Chancellor Osborne revealed the bank raid in his final budget before the 2015 general election as he tried to woo voters in a close-fought contest that looks set to produce an even tighter hung parliament than in 2010.
He said the bank levy, an annual tax on banks, will rise to 0.21% from 0.156% and will raise £4.375bn in the five years from 2015/16 to 2019/20.
Osborne will also end the practise of banks writing off their compensation payments for past bad behaviour, such as the mis-selling of payment protection insurance (PPI), against their corporation tax bill, a move forecast by the OBR to raise £965m over the same period.
"The banks got support going into the crisis," Osborne told the House of Commons. "Now they must support the whole country as we recover from the crisis."
But in its analysis of Osborne's budget, the OBR said that these measures "will have a negative effect on retained earnings, which may affect banks' ability to meet capital requirements".
Regulators expect banks to hold enough capital to protect themselves from any future crisis. This is because many banks were caught out during the 2008 financial crisis and had to be rescued with bailouts, where governments injected emergency capital to spare institutions from collapse and save the entire system from a potentially catastrophic fallout if any went bust.
The OBR said: "To the extent that banks are capital constrained, the measures could affect the supply of credit and thereby GDP growth. However, we do not judge that such effects would be significant, given the scale of the changes and that the banking sector as a whole appears to be relatively well capitalised, suggesting that material deleveraging would be unlikely. The changes are likely to have a small effect on the share prices of affected financial institutions by reducing the expected future flow of post-tax income."

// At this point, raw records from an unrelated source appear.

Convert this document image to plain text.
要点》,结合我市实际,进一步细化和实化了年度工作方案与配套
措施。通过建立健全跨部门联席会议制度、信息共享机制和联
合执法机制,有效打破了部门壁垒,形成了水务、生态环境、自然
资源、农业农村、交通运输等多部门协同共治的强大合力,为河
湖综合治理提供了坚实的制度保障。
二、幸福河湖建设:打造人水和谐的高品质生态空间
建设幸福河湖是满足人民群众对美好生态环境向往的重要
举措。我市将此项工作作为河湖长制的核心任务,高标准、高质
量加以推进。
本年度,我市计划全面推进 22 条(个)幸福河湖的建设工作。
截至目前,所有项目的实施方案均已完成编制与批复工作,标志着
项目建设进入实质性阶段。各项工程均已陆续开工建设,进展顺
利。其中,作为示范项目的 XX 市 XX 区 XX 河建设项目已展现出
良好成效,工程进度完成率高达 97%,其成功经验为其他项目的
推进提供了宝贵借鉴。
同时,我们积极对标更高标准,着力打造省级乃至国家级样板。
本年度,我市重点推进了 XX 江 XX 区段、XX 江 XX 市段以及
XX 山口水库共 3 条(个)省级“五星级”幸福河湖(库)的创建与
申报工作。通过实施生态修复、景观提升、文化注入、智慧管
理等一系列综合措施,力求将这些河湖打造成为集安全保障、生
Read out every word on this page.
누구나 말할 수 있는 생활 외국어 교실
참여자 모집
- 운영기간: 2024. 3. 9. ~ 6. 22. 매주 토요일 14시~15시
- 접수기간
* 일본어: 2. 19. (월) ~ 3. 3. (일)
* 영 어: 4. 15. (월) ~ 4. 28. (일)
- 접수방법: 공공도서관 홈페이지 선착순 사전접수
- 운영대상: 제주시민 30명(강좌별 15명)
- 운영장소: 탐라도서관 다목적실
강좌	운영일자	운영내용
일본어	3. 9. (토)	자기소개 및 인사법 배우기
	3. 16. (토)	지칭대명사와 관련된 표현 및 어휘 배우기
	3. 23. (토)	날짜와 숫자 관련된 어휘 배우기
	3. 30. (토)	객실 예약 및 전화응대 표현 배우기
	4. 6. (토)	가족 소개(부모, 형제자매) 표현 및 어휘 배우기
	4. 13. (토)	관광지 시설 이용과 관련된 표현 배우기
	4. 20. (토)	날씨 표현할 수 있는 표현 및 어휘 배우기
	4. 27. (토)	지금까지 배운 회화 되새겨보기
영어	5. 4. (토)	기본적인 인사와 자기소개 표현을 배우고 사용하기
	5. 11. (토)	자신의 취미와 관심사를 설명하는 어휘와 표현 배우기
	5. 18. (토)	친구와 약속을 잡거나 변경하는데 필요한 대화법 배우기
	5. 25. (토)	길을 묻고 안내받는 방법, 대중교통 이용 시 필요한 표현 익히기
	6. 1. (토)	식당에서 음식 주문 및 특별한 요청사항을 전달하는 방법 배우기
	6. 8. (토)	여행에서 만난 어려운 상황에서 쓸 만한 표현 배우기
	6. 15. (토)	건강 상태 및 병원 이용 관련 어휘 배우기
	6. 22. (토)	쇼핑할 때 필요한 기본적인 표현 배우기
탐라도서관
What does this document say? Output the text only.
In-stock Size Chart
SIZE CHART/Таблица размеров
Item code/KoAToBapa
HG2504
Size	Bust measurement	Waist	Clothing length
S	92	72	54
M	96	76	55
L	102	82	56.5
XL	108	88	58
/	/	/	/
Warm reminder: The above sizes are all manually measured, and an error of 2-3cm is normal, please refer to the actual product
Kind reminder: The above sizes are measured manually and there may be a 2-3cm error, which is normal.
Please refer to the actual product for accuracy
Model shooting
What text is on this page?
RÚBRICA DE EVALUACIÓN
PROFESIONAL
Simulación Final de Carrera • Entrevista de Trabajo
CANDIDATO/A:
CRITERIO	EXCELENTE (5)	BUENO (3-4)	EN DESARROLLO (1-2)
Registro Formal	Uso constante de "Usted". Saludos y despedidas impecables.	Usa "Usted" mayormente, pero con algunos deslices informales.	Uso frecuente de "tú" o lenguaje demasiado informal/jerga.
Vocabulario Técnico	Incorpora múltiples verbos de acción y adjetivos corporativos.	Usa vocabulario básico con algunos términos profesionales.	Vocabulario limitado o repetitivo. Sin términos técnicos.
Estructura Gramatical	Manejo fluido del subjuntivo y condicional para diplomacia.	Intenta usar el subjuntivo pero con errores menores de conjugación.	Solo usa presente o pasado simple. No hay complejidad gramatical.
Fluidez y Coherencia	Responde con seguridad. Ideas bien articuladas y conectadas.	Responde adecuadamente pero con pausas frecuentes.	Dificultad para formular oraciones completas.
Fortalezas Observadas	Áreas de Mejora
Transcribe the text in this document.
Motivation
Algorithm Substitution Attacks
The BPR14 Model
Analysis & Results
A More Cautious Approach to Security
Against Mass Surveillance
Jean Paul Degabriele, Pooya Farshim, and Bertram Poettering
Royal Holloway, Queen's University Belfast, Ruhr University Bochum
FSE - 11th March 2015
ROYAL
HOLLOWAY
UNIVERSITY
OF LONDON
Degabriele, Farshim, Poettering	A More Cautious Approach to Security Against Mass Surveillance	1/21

The OBR also said it has taken steps to measure for a significant negative reaction by some in the financial sector after projected tax receipts were over-estimated in the past.
"Given that the budget announcement is for a sizeable rise in the bank levy rate, we have allowed for a larger behavioural response to the policy change. Banks may restructure their funding arrangements, while foreign banks may locate less activity in the UK."
The OBR added that there is "significant uncertainty" around the costings of the money forecast to be raised from Osborne's new measures. That means there is no guarantee that the cash will come in to fund the "giveaways" elsewhere in his budget, including cutting income tax by raising the personal allowance threshold and a subsidy for first time buyers which sees their deposit savings topped up by government.